Um historiador entre dois mundos

Shozo Motoyama desenvolveu pesquisas de referência sobre história da ciência e imigração japonesa no Brasil

Shozo Motoyama em 2020, no Museu Histórico da Imigração Japonesa no Brasil, em São Paulo

Divulgação / Museu Histórico da Imigração Japonesa no Brasil

Pioneiro em estudos sobre a história das políticas de ciência e tecnologia (C&T) no país e referência em pesquisas sobre a imigração japonesa, o físico e historiador Shozo Motoyama morreu aos 81 anos no dia 26 de janeiro, em decorrência de um mal súbito. Docente aposentado do Departamento de História da Faculdade de Filosofia, Letras e Ciências Humanas da Universidade de São Paulo (FFLCH-USP), era filho de imigrantes japoneses que se estabeleceram no interior paulista. Deixa a viúva Julia Mizuno Motoyama, dois filhos e três netos.

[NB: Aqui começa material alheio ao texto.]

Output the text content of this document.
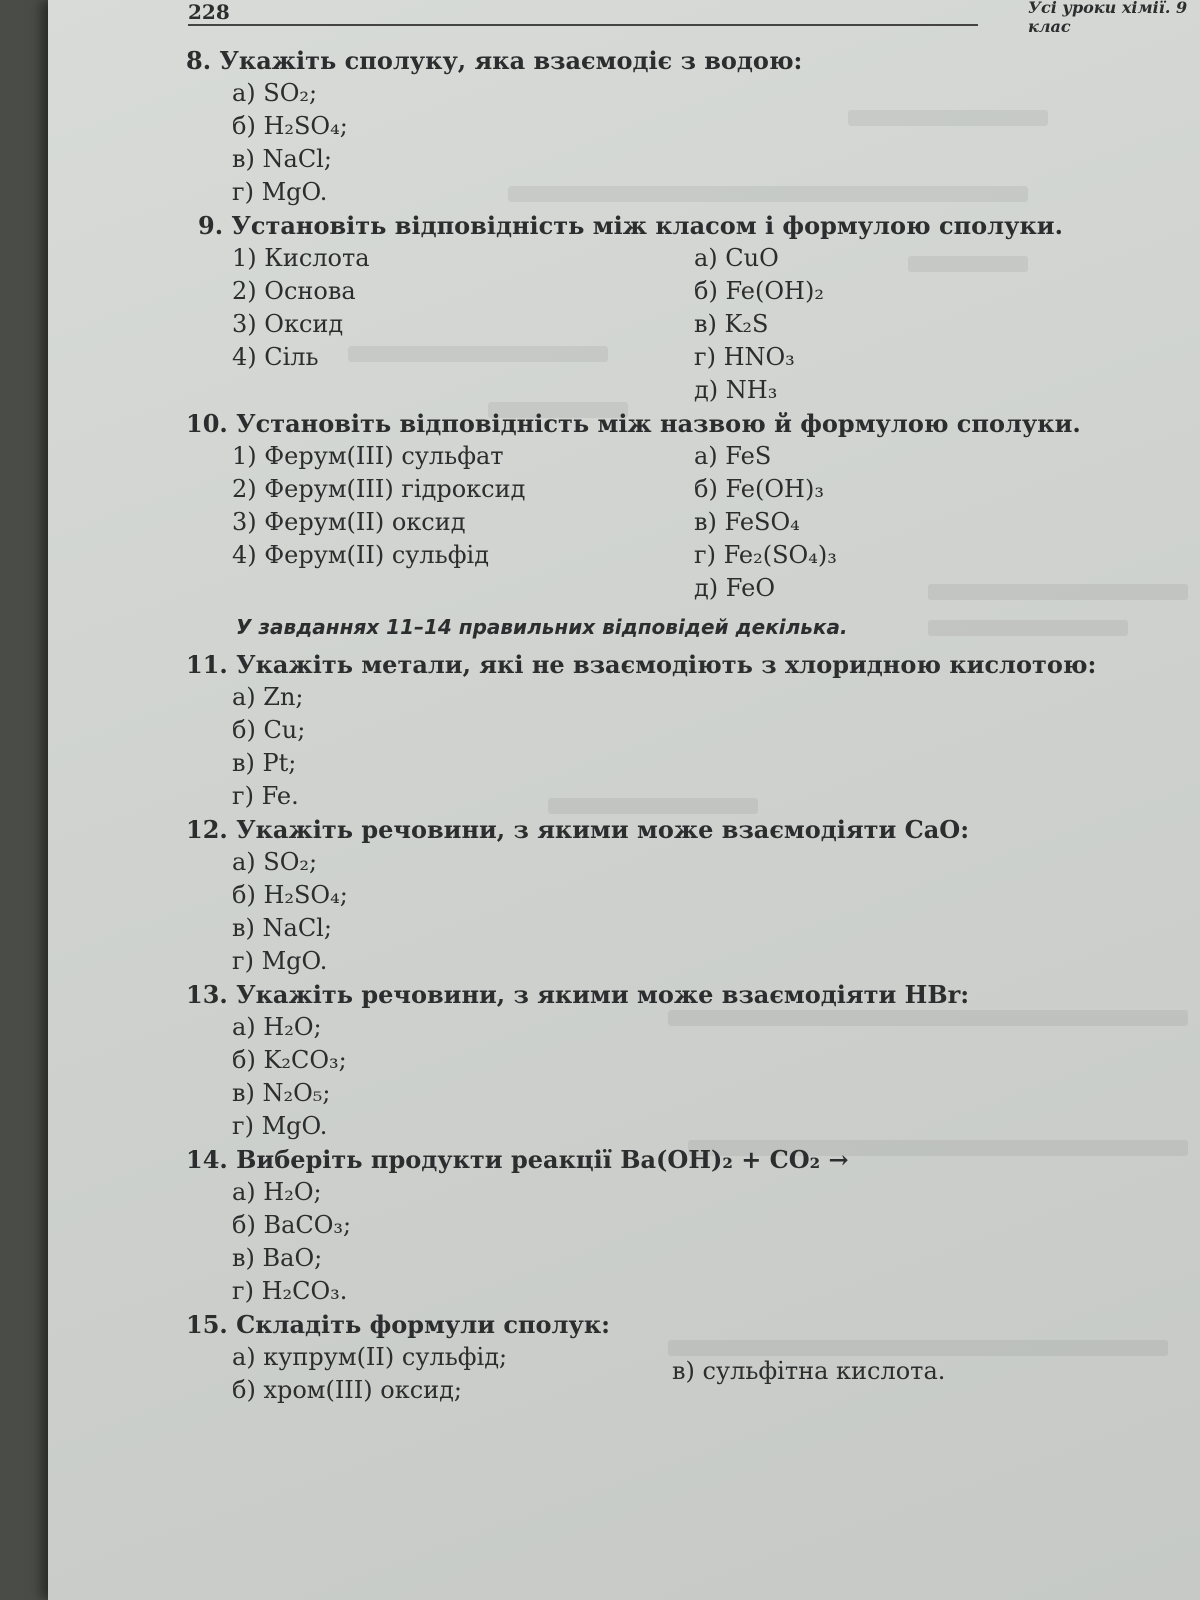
228	Усі уроки хімії. 9 клас
8. Укажіть сполуку, яка взаємодіє з водою:
а) SO₂;
б) H₂SO₄;
в) NaCl;
г) MgO.
9. Установіть відповідність між класом і формулою сполуки.
1) Кислота
2) Основа
3) Оксид
4) Сіль
а) CuO
б) Fe(OH)₂
в) K₂S
г) HNO₃
д) NH₃
10. Установіть відповідність між назвою й формулою сполуки.
1) Ферум(III) сульфат
2) Ферум(III) гідроксид
3) Ферум(II) оксид
4) Ферум(II) сульфід
а) FeS
б) Fe(OH)₃
в) FeSO₄
г) Fe₂(SO₄)₃
д) FeO
У завданнях 11–14 правильних відповідей декілька.
11. Укажіть метали, які не взаємодіють з хлоридною кислотою:
а) Zn;
б) Cu;
в) Pt;
г) Fe.
12. Укажіть речовини, з якими може взаємодіяти CaO:
а) SO₂;
б) H₂SO₄;
в) NaCl;
г) MgO.
13. Укажіть речовини, з якими може взаємодіяти HBr:
а) H₂O;
б) K₂CO₃;
в) N₂O₅;
г) MgO.
14. Виберіть продукти реакції Ba(OH)₂ + CO₂ →
а) H₂O;
б) BaCO₃;
в) BaO;
г) H₂CO₃.
15. Складіть формули сполук:
а) купрум(II) сульфід;
б) хром(III) оксид;
в) сульфітна кислота.
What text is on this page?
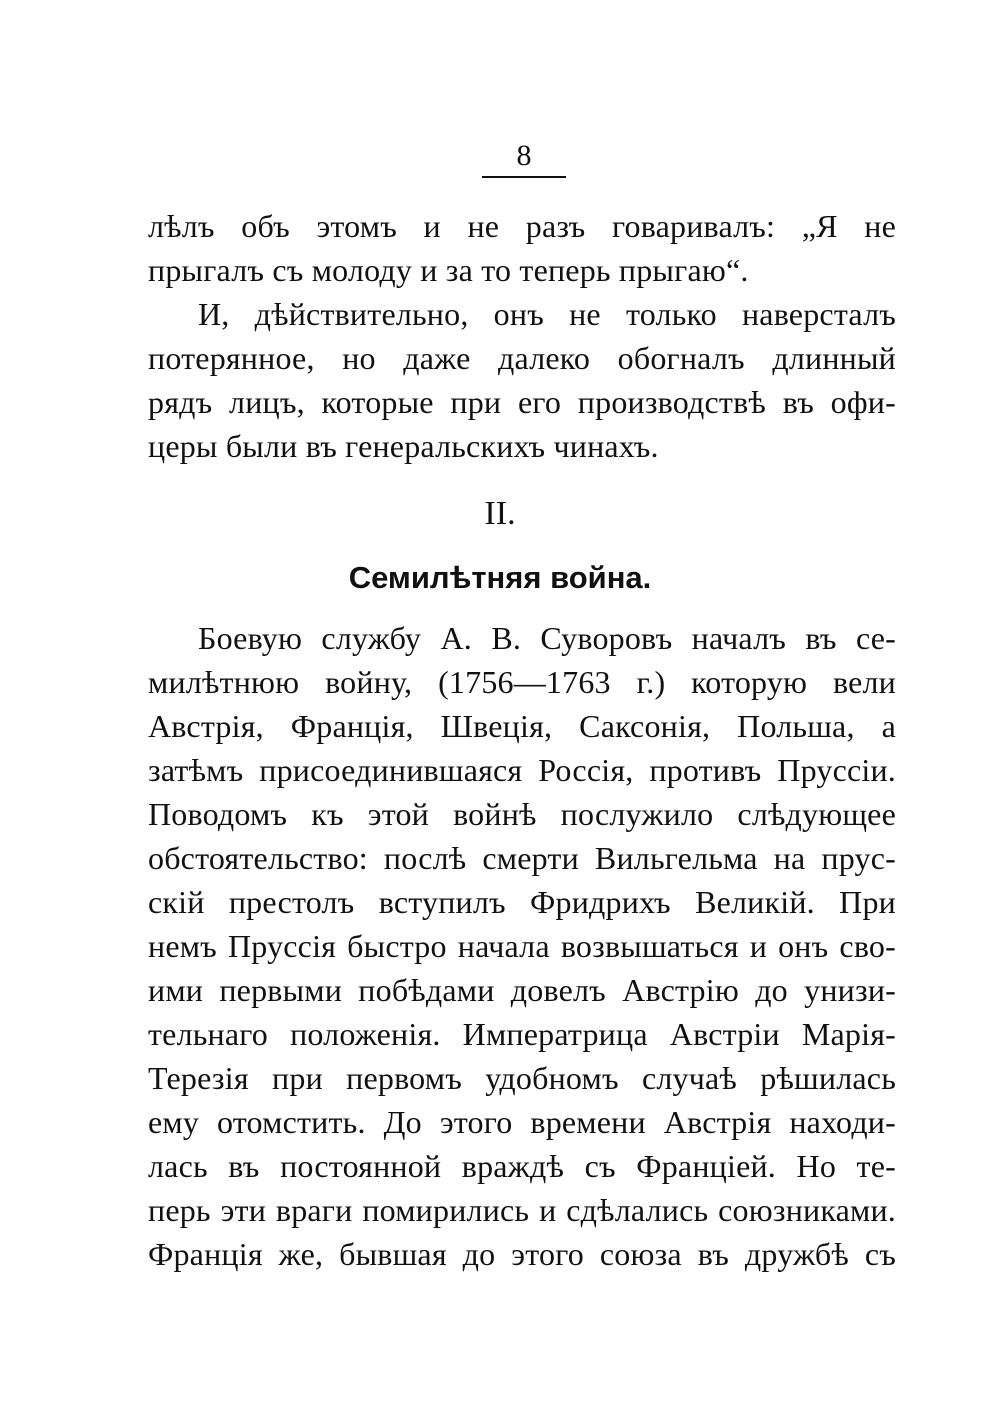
8
лѣлъ объ этомъ и не разъ говаривалъ: „Я не
прыгалъ съ молоду и за то теперь прыгаю“.
И, дѣйствительно, онъ не только наверсталъ
потерянное, но даже далеко обогналъ длинный
рядъ лицъ, которые при его производствѣ въ офи-
церы были въ генеральскихъ чинахъ.
II.
Семилѣтняя война.
Боевую службу А. В. Суворовъ началъ въ се-
милѣтнюю войну, (1756—1763 г.) которую вели
Австрія, Франція, Швеція, Саксонія, Польша, а
затѣмъ присоединившаяся Россія, противъ Пруссіи.
Поводомъ къ этой войнѣ послужило слѣдующее
обстоятельство: послѣ смерти Вильгельма на прус-
скій престолъ вступилъ Фридрихъ Великій. При
немъ Пруссія быстро начала возвышаться и онъ сво-
ими первыми побѣдами довелъ Австрію до унизи-
тельнаго положенія. Императрица Австріи Марія-
Терезія при первомъ удобномъ случаѣ рѣшилась
ему отомстить. До этого времени Австрія находи-
лась въ постоянной враждѣ съ Франціей. Но те-
перь эти враги помирились и сдѣлались союзниками.
Франція же, бывшая до этого союза въ дружбѣ съ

“Seu pai era professor de matemática e lhe incutiu o gosto pelas ciências naturais, o que o levou a fazer a graduação em física na USP, que concluiu em 1967”, recorda o historiador Gildo Magalhães, diretor do Centro Interunidades de História da Ciência (CHC) da instituição. Em 1971, Motoyama passou a atuar como professor da USP e no ano seguinte defendeu a tese de doutorado “Galileu Galilei ‒ Um estudo sobre a lógica do desenvolvimento científico”, sob orientação do advogado e historiador Eurípedes Simões de Paula (1910-1977). “Inicialmente, ele pensava em se especializar em astrofísica, mas o doutorado lhe valeu o convite para se integrar ao corpo docente de história na FFLCH”, conta Magalhães. Em 1976, obteve o título de livre-docente com “O método na formação da mecânica clássica ‒ Um estudo sobre a lógica do desenvolvimento científico nos séculos XVI e XVII”. Último assistente do físico Mário Schenberg (1914-1990), em entrevista ao Cadernos de História da Ciência , em 2010, Shozo credita a Schenberg o interesse pela filosofia e história que o levariam a mudar sua trajetória de pesquisa para a história da ciência.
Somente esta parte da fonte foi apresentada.